À la recherche des cristaux précieux
Dans les fissures qui entaillent les roches des Alpes, des cristaux émergent du sous-sol. À travers leurs mille couleurs, ces minéraux racontent un pan de l’histoire des montagnes. Reportage en Valais, dans les pas d’un cristallier.
Dans les fissures qui entaillent les roches des Alpes, des cristaux émergent du sous-sol. À travers leurs mille couleurs, ces minéraux racontent un pan de l’histoire des montagnes. Reportage en Valais, dans les pas d’un cristallier.
Des coups de marteau résonnent dans le cirque glaciaire. Au soleil, en équilibre entre les rochers, une silhouette colorée se détache de la face noire et raide. C’est un chercheur de pierres précieuses. Sur la piste d’un trésor, il entaille la pyramide de schiste, dont le faciès n’invite pas à la confiance. L’immense amas de blocs sur lequel est engagé ce drôle d’aventurier ressemble à un tas de Mikado géants. L’équilibre de l’ensemble tient du miracle de chaque instant. D’ailleurs, il suffit de jeter un œil au bas de la paroi pour apercevoir un amoncellement de milliers de pierres, fraîchement emportées – à l’échelle du temps géologique – par la gravité.

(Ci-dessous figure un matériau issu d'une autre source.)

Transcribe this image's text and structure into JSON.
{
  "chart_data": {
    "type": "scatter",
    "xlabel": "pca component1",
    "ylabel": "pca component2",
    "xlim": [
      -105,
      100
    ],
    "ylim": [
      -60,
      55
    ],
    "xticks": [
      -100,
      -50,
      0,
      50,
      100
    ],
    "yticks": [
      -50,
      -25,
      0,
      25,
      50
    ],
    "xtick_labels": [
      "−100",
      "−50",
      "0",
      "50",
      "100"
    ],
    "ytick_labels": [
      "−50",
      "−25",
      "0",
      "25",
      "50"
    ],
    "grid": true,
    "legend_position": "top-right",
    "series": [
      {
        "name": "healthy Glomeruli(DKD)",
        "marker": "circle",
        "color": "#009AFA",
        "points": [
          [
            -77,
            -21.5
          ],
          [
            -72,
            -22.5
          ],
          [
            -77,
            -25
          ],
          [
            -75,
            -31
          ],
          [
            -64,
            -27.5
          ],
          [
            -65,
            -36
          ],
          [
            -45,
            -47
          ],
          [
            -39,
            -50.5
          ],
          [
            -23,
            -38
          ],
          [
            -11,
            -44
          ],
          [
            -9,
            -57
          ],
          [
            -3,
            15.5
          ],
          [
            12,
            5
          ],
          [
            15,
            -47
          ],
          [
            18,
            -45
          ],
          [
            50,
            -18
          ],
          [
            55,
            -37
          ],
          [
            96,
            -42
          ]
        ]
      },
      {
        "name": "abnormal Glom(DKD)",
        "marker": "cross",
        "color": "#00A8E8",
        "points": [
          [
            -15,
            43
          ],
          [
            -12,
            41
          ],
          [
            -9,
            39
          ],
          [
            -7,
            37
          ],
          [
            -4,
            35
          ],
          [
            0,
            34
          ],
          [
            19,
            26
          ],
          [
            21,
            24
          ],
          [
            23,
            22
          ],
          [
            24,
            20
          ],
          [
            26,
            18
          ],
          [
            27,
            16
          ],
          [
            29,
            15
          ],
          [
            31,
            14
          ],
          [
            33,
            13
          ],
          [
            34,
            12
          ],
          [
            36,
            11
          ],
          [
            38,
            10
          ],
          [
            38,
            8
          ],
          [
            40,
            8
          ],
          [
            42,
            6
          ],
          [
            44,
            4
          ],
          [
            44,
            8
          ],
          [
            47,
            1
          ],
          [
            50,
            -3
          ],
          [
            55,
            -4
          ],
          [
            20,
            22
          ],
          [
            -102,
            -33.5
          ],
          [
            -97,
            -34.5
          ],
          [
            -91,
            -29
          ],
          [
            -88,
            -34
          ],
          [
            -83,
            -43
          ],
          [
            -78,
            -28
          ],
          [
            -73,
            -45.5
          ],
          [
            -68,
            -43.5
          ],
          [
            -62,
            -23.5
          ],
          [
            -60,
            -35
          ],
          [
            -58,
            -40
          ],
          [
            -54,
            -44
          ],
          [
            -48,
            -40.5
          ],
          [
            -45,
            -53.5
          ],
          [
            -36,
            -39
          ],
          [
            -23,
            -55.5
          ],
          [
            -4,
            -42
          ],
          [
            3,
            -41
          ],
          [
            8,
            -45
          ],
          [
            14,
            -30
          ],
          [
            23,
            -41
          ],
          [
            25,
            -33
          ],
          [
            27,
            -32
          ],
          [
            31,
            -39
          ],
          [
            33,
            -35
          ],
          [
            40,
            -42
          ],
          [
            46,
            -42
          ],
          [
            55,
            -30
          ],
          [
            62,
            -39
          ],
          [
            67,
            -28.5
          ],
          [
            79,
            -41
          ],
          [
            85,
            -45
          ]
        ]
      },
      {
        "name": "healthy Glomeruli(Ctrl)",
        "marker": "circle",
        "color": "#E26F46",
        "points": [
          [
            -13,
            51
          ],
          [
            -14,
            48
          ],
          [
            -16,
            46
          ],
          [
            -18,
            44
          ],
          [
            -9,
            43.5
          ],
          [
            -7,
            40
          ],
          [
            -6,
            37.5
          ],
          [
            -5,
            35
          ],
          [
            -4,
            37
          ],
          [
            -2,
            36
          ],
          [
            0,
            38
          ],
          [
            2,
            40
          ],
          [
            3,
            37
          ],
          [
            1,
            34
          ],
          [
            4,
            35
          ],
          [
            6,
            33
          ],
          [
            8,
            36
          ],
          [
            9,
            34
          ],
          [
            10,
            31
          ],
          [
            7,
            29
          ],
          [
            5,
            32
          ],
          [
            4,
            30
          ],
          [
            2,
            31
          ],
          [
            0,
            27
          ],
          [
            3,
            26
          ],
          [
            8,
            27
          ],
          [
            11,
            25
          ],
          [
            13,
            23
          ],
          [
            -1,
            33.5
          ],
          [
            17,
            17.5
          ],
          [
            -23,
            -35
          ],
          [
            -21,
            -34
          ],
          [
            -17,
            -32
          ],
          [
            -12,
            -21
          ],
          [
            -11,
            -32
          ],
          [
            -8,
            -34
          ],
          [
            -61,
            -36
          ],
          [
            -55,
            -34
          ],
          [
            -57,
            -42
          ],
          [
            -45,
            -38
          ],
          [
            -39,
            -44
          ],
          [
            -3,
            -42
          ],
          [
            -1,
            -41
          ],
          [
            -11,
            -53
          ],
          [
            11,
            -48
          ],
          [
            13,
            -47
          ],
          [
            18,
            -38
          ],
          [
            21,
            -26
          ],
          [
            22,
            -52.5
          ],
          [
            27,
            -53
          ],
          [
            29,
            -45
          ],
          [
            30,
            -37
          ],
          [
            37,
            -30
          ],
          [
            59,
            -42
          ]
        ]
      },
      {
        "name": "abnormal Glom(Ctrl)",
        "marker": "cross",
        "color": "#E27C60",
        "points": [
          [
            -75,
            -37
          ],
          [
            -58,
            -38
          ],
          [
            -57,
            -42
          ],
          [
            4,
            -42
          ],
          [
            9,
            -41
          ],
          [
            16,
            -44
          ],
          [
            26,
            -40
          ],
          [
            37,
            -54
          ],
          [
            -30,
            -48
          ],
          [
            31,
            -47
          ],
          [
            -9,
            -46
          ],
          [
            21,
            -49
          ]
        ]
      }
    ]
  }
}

Le risque d’en prendre une sur la tête n’effraie pas Sébastien Fragnière. Ce guide de haute montagne parcourt tout l’été les massifs à la recherche des légendaires fours à cristaux, des cavités ouvertes dans la roche et tapissées de minéraux qui ont fait la fortune de quelques cristalliers. Il en est un lui-même. Tellement passionné qu’il case ses courses d’alpinisme entre ses prospections minières, plutôt que l’inverse.
La langue de dolomie
J’attends depuis un bon quart d’heure une vingtaine de mètres en contrebas de la position de Sébastien. Nous sommes vers 3 100 m d’altitude, sur les pentes sommitales du Turbhorn, dans le Binntal : une vallée du Haut-Valais dont les plus hauts sommets marquent la frontière avec l’Italie. Quelques minutes plus tôt, j’avais suivi ce Fribourgeois jusqu’à une fissure d’où il avait extrait, en martelant son burin, un gros cristal – dans le langage commun, le nom donné à des objets géologiques translucides et recherchés. Mais la pointe de quartz était cassée. Une prise pas assez belle, il l’avait laissée là.
Ensuite, je n’ai pas osé suivre Sébastien plus haut sur la face. Pour arriver jusqu’au premier lieu de fouille, nous avions escaladé, avec crampons et piolet, de raides névés. Puis, le bas de la paroi rocailleuse.
Les pointes en acier sous nos semelles mordent facilement la glace, mais c’est une autre histoire dans le pierrier instable. Je suis conscient de mes limites. Sans la sécurité de la corde, mieux vaut stopper là. Alors, j’attends en contemplant le paysage grandiose. À l’est du cirque, on dirait que la montagne dégueule de la glace. C’est de la dolomie, blanche comme la neige. Cette roche sédimentaire présente des reliefs très tourmentés en raison de ses composants, la dolomite et la calcite, qui n’ont pas la même densité. L’érosion les sculpte alors de manière différente.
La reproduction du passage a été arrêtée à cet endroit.